I’m not sure where Ziara’s race and nationality is mentioned first. I’d have to check. LOL
Racial and social division is not the main theme of the story, but it most definitely is an important aspect of the world.
I agree with you the head jumping is a problem. Because I first wrote a draft where you jump people like in a movie, then realized why that doesn’t work. So I wrote a second draft for Chapter 1, but I got a long way to go till the end of novel 1.
I thought it was still uncertain whether the Roman salute was actually used or not. The view on what certain things were like changed a lot over the past half century. I know fifty years ago statues were still portrayed as plain, while now we know they painted them often, if not always.
Thanks again for the feedback, I definitely plan on working on the head jumping. It’s not as bad in later chapters cause I realized the movie-novel difference, at least in that respect.
I’m going to respond to this knowing it’s your first draft, so here are my suggestions for things to look at when you rewrite.
An opportunity to show more and set the scene: “They were far worse off than she was.” where you could describe how they’re worse off, like chains cutting into their wrists, thin and emaciated, clothes hanging in the threads… however you imagine it.
On scene setting: “It was decorated with temples, statues of heroes, and large impressive buildings” is a little bit lackluster. I’m reading The Earthsea series to my son atm, and I love Ursula Le Guin’s descriptions of places, really evocative and make you feel like you’re there. It has made me really think about my own place settings.
More showing: “But with this absolute power inevitably came corruption and decadence. Conquered nations were subdued into bondage.” How is this reflected in the scene? Lines of sunburnt slaves at the docks, market places fill with designer knock-offs, alcohol and drugs being taken openly or in dens… Just some ideas.

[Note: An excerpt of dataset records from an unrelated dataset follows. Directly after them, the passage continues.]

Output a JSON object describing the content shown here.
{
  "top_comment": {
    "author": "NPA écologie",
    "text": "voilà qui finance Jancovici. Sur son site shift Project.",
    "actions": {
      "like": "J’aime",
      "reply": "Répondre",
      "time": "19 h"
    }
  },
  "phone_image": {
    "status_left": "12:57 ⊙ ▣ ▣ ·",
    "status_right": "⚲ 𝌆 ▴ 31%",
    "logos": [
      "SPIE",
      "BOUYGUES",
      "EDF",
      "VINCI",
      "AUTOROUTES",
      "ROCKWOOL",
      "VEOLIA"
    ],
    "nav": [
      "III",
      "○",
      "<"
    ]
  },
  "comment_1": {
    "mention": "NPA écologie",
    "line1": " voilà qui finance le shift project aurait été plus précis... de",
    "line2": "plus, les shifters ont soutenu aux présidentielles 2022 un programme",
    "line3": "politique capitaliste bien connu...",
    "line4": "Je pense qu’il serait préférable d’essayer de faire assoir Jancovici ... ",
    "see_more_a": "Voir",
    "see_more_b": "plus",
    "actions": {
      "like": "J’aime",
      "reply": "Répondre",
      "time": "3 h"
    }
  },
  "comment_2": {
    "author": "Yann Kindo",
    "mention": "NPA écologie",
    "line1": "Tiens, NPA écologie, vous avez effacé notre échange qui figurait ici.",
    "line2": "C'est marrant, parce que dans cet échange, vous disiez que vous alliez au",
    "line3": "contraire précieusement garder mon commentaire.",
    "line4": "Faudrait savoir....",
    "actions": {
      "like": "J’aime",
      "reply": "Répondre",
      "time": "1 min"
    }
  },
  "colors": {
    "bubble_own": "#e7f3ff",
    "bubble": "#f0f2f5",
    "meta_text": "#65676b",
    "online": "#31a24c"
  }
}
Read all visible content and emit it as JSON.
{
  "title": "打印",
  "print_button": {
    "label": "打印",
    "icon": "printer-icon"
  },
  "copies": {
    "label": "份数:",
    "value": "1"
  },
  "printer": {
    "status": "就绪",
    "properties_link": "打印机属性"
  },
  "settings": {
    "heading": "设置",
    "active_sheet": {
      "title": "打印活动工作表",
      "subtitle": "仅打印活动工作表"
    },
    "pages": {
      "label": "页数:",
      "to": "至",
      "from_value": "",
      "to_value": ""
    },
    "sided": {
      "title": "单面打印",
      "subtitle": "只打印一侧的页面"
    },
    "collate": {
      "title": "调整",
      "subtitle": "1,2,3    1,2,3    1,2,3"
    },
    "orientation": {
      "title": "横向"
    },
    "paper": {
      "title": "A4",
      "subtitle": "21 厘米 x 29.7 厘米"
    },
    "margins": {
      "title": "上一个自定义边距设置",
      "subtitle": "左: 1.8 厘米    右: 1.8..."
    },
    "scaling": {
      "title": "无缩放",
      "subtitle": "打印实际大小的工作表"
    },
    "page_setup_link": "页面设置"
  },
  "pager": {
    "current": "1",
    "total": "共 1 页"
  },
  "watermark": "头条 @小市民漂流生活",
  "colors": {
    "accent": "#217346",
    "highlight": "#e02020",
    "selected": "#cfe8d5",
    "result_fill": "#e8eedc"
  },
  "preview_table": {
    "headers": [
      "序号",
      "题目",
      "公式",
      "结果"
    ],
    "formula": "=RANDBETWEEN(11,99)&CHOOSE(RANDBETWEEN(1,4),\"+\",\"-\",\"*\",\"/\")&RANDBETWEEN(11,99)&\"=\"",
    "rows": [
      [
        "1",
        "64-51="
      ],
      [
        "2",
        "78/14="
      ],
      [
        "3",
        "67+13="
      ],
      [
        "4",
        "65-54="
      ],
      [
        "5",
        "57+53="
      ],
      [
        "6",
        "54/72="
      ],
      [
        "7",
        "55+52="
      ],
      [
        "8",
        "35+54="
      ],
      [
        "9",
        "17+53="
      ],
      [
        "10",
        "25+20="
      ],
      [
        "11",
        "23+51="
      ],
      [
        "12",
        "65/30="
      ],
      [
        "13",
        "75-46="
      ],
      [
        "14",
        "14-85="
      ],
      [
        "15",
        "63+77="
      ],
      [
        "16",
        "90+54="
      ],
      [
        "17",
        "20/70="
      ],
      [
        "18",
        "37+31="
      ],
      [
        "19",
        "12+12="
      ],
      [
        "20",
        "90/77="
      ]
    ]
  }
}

With Ziara being a slave, is she an outsider? From her perspective, how does this city make her feel. How does she experience it?
Then I move into what Philipp said about POV hopping. We started with Ziara but then we’re with Aryas and Curgata. I’m not very good with omniscient POV and don’t know exactly how it’s supposed to work, but this is a bit confusing for me.
Also I’d like to see a bit more back-slapping and pride as the victors return home. Where are the adoring crowds to greet them or something? Some boastful shouting out of their return. It’s a pretty quiet return for the heroes.
Hi again! Thanks for keeping the version in mind!
I agree it’s still bland. The first chapter opening was a second or third version. I write similar to how I would paint: landscape, then background and setting, buildings, props, people – meaning layer upon layer. I go for the outline first and then more and more into detail, layer upon layer. I hope this makes sense. Do you do the same or work totally differently?
As always your comments and suggestions are helpful! I’ve seen the Earthsea miniseries but never read the books. I’ll pick them up!
I understand the POV hopping, it’s a habit from script writing which doesn’t work well in novel form. My intention is to do my chapters like Game Of Thrones, name the chapter after the person whose POV it is written in. It seems the best solution for what I wish to achieve.
You are right about the back-slapping. A few pages later they get a big triumph parade, as was customary in ancient Rome, there you see the back-slapping, worship, women screaming and everything else. But you are right, I should foreshadow that and work on the excitement of the heroic return straight out of the gate!
I will definitely check out Earthsea! Thanks!!
Ah haha Ursula Le Guin hated that miniseries and thoroughly divorced herself from it.
Anyway, I’m not sure if I write in the same way. I just write a draft, then file it away and start a new draft, and keep doing that until I’m satisfied.
It’s hard to critique a first draft knowing it will completely change.
Actually, your feedback was once again helpful! And I know she hated the miniseries, I just never got around to reading the books. There’s so much interesting stuff in so many mediums.